Mais comment font-ils ? Comment font-ils pour, à chaque fois, et alors qu’on commence à penser que cette histoire tourne en rond, trouver la porte de sortie, l’ailleurs qu’on ne pensait pas attendre et vers lequel on est heureux de les voir aller, tout naturellement, un mot qui va toujours aussi bien à ce projet pourtant mutant ?
Oui, on commençait à s’habituer à The Body, à sa présence dans le paysage, à son altérité qu’on a rencontrée maintes fois, soit lors d’une énième collaboration (où même celle avec Dis Fig, parue plus tôt cette année, s’étiolait malgré un final tuant), soit lors d’albums toujours de qualité mais semblant décliner une part de leur identité façon stabilo dans le tableau des compétences.
Du moins, on le pensait. Car
The Crying Out of Things rabat les cartes sans s’en donner l’objectif. Pourtant, sur la forme, on a là un album de The Body qui paraît contempler le chemin parcouru. L’amateur de longue date pourra ainsi retrouver les sentiers sinueux de
All the Waters of the Earth Turn to Blood et
Christs, Redeemers avec « End of Line » et sa guitare défaitiste et neurosienne ; les tangentes pop et électro de
No One Deserves Happiness avec « A Premonition » ainsi que sa suite suicidaire
I Have Fought Against It, But I Can’t Any Longer avec « Careless and Worn » ; l’extrémisme drone de
I’ve Seen All I Need To See avec ce traitement sonore toujours au bord de faire craquer les amplis… jusqu’à ce goût récent pour le dancefloor détraqué, Dis Fig réapparaissant sur « The Building ».
Il n’y aurait alors que « All Worries » pour remporter les suffrages, cette immolation de The Body évoquant les terres brûlées de son travail avec Braveyoung ? Ce morceau surnage, fait tirer des larmes qui ne demandaient qu’à sortir. Il montre que The Body, s’il n’est que lui-même sur
The Crying Out of Things, n’a pas pour autant perdu son pouvoir de destruction, rabotant nos défenses jusqu’à ce qu’elles tombent bel et bien. Mais il n’est pas le seul joyau dans ce disque qui donne l’étrange sensation de redécouvrir la violence de cette voix, criarde jusqu’au babillement de détresse, un hurlement qui semble provenir de nos angoisses archaïques-mêmes. Ici, The Body ne regarde pas vers le passé avec un regard nostalgique. Il se demande comment le salir davantage, voire le tuer.

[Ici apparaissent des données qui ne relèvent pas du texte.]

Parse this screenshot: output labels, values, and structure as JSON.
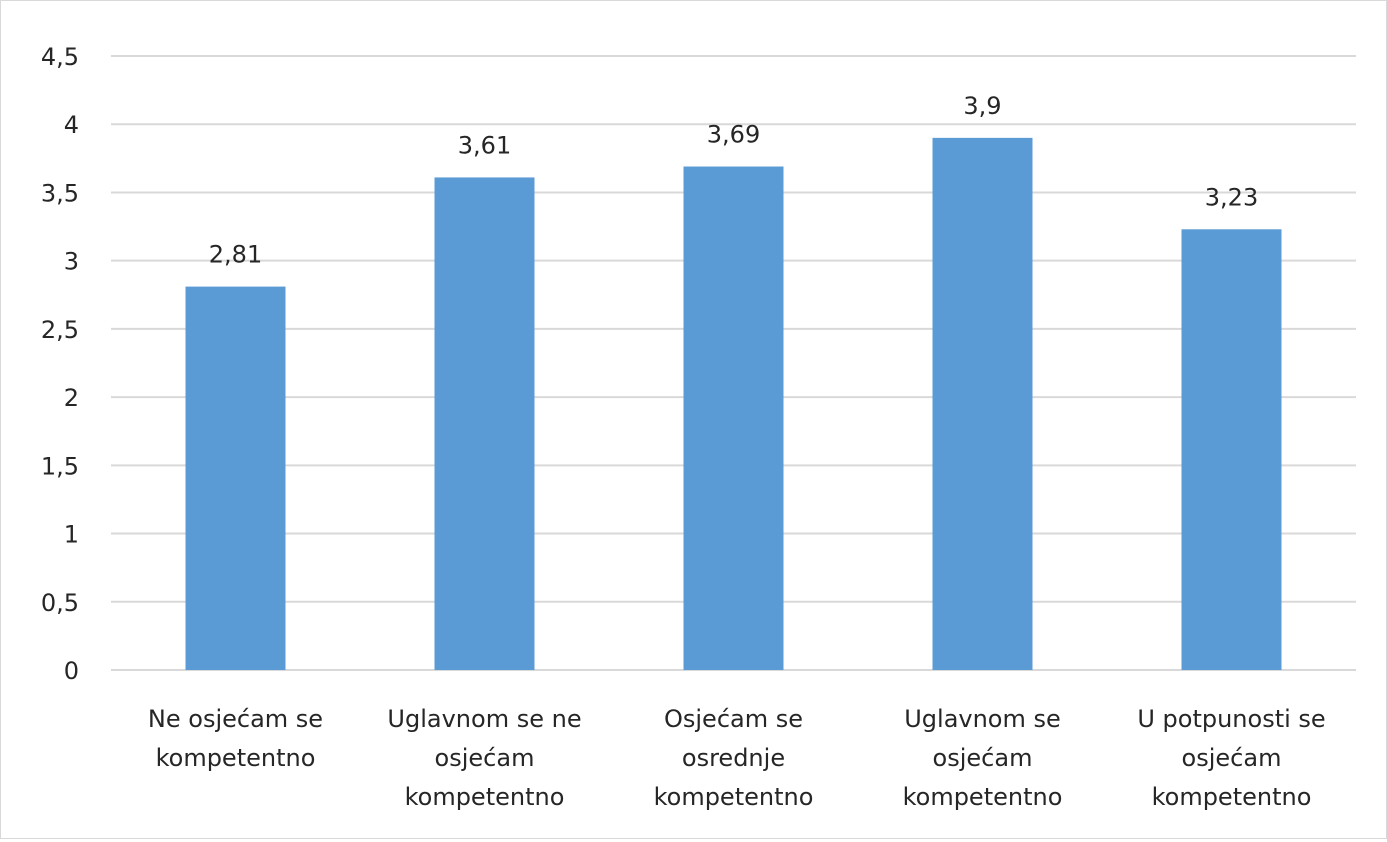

The Crying Out of Things est une horreur, donc. Une horreur dont on pense connaître les contours et qui nous prend tout de même à la gorge, sans ménagement (cf. « Less Meaning », titre le plus punk écrit par ces dégénérés). Une horreur qui, au-delà de sa diversité, possède une aura sinistre qui lie l’ensemble, une ambiance de fin comme le bruit d’un monde qui n’en finit plus de mourir. Un bruit de cendre, de noir-pétrole, de gaz nous faisant contempler la dévitalisation de toutes choses, nos poumons compris. Et pourtant, derrière cet acharnement à la râpe, il y a un élan, non pas une lumière, mais un semblant d’humanité qui sort de ce râle continu. Comme un maelström créatif qui explose avant le silence.
The Crying Out of Things, un album « de plus » pour The Body ? Le manifeste d’un projet qui s’affirme encore davantage plutôt, sans s’éterniser – ce qui est aussi bien une qualité qu’un défaut, un manque d’envergure se faisant tout de même sentir – et sans claironner à tout-va (allez, disons que les trompettes de « Last Things » ont trop des airs de déjà-entendu). Pas de quoi éteindre cette fascination pour Lee Buford et Chip King en somme, mais bien de quoi l’attiser de nouveau.